Só passou a investir contra Sérgio Moro quando a Vaza Jato já havia virado o jogo e a Lava Jato não tinha mais carne fresca para oferecer.

Mesmo sendo uma entidade algo invertebrada, a Abraji conta em seus quadros com repórteres capazes, convivendo com repassadores de releases da Lava Jato.

Talvez se consiga deles uma autocrítica pública dos pecados do jornalismo investigativo brasileiro no caso Lava Jato.

Não haverá a menor repercussão nos destinos da operação, mas poderá resgatar a Abraji para se tornar uma voz efetivamente consistente em defesa do verdadeiro jornalismo.

Convite

Convidei a Abraji para participar de um debate sobre a cobertura da Lava Jato pelo jornalismo investigativo.

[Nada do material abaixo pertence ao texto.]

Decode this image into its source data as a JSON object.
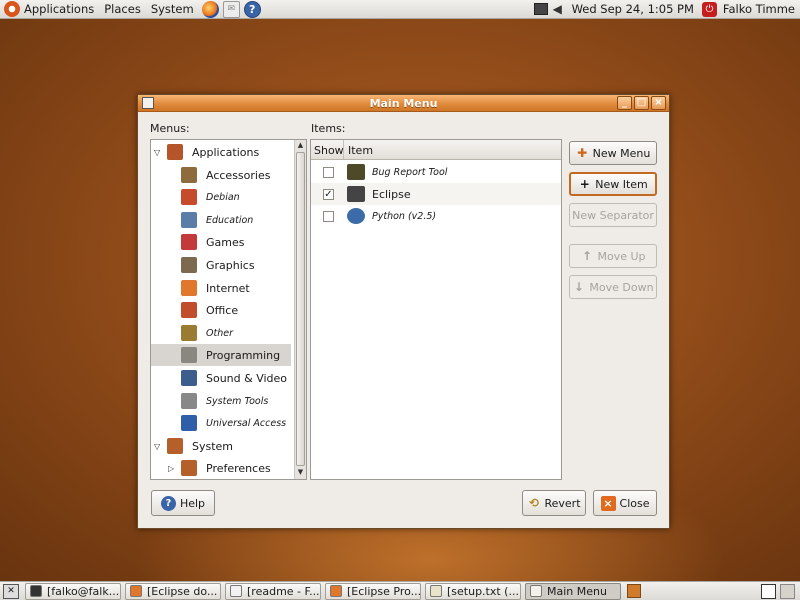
{
  "top_panel": {
    "menus": [
      "Applications",
      "Places",
      "System"
    ],
    "clock": "Wed Sep 24,  1:05 PM",
    "user": "Falko Timme",
    "launchers": [
      "firefox-icon",
      "mail-icon",
      "help-icon"
    ]
  },
  "dialog": {
    "title": "Main Menu",
    "menus_label": "Menus:",
    "items_label": "Items:",
    "tree": [
      {
        "label": "Applications",
        "level": 0,
        "expanded": true,
        "italic": false,
        "icon": "applications-icon",
        "color": "#b5562a"
      },
      {
        "label": "Accessories",
        "level": 1,
        "italic": false,
        "icon": "accessories-icon",
        "color": "#8d6b3d"
      },
      {
        "label": "Debian",
        "level": 1,
        "italic": true,
        "icon": "debian-icon",
        "color": "#c64b2b"
      },
      {
        "label": "Education",
        "level": 1,
        "italic": true,
        "icon": "education-icon",
        "color": "#5a7ea8"
      },
      {
        "label": "Games",
        "level": 1,
        "italic": false,
        "icon": "games-icon",
        "color": "#c23a3a"
      },
      {
        "label": "Graphics",
        "level": 1,
        "italic": false,
        "icon": "graphics-icon",
        "color": "#7d6a4e"
      },
      {
        "label": "Internet",
        "level": 1,
        "italic": false,
        "icon": "internet-icon",
        "color": "#e0772a"
      },
      {
        "label": "Office",
        "level": 1,
        "italic": false,
        "icon": "office-icon",
        "color": "#c04d2c"
      },
      {
        "label": "Other",
        "level": 1,
        "italic": true,
        "icon": "other-icon",
        "color": "#9a7b32"
      },
      {
        "label": "Programming",
        "level": 1,
        "italic": false,
        "selected": true,
        "icon": "programming-icon",
        "color": "#8a8780"
      },
      {
        "label": "Sound & Video",
        "level": 1,
        "italic": false,
        "icon": "sound-video-icon",
        "color": "#3d5e8c"
      },
      {
        "label": "System Tools",
        "level": 1,
        "italic": true,
        "icon": "system-tools-icon",
        "color": "#888888"
      },
      {
        "label": "Universal Access",
        "level": 1,
        "italic": true,
        "icon": "universal-access-icon",
        "color": "#2f5fa8"
      },
      {
        "label": "System",
        "level": 0,
        "expanded": true,
        "italic": false,
        "icon": "system-icon",
        "color": "#b55f2a"
      },
      {
        "label": "Preferences",
        "level": 1,
        "collapsed": true,
        "italic": false,
        "icon": "preferences-icon",
        "color": "#b55f2a"
      }
    ],
    "columns": {
      "show": "Show",
      "item": "Item"
    },
    "items": [
      {
        "label": "Bug Report Tool",
        "checked": false,
        "italic": true,
        "icon": "bug-icon",
        "color": "#4d4a2a"
      },
      {
        "label": "Eclipse",
        "checked": true,
        "italic": false,
        "icon": "eclipse-icon",
        "color": "#444444"
      },
      {
        "label": "Python (v2.5)",
        "checked": false,
        "italic": true,
        "icon": "python-icon",
        "color": "#3b6ca8"
      }
    ],
    "buttons": {
      "new_menu": "New Menu",
      "new_item": "New Item",
      "new_separator": "New Separator",
      "move_up": "Move Up",
      "move_down": "Move Down",
      "help": "Help",
      "revert": "Revert",
      "close": "Close"
    }
  },
  "taskbar": [
    {
      "label": "[falko@falk...",
      "active": false,
      "icon": "terminal-icon"
    },
    {
      "label": "[Eclipse do...",
      "active": false,
      "icon": "firefox-icon"
    },
    {
      "label": "[readme - F...",
      "active": false,
      "icon": "document-icon"
    },
    {
      "label": "[Eclipse Pro...",
      "active": false,
      "icon": "firefox-icon"
    },
    {
      "label": "[setup.txt (...",
      "active": false,
      "icon": "editor-icon"
    },
    {
      "label": "Main Menu",
      "active": true,
      "icon": "menu-editor-icon"
    }
  ],
  "colors": {
    "accent": "#e08b3e",
    "desktop": "#8d4918"
  }
}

Recebi a seguinte resposta:

Nassif,

Agradecemos pelo convite. A Abraji é uma associação de jornalistas, não de veículos. Se o foco do debate é o comportamento da mídia, não nos cabe participar, pois não representamos as empresas desse setor. A Abraji defende os jornalistas, a liberdade de expressão e o acesso à informação, mas não se posiciona em relação a questões editoriais, comerciais ou trabalhistas.


Respondi:

Não serão questões editoriais ou comerciais mas questões estritamente jornalísticas. À luz de tudo o que se sabe hoje, como deveria ter sido a cobertura da operação.

Continuamos abertos à Abraji para uma discussão franca e aberta sobre os rumos do jornalismo investigativo.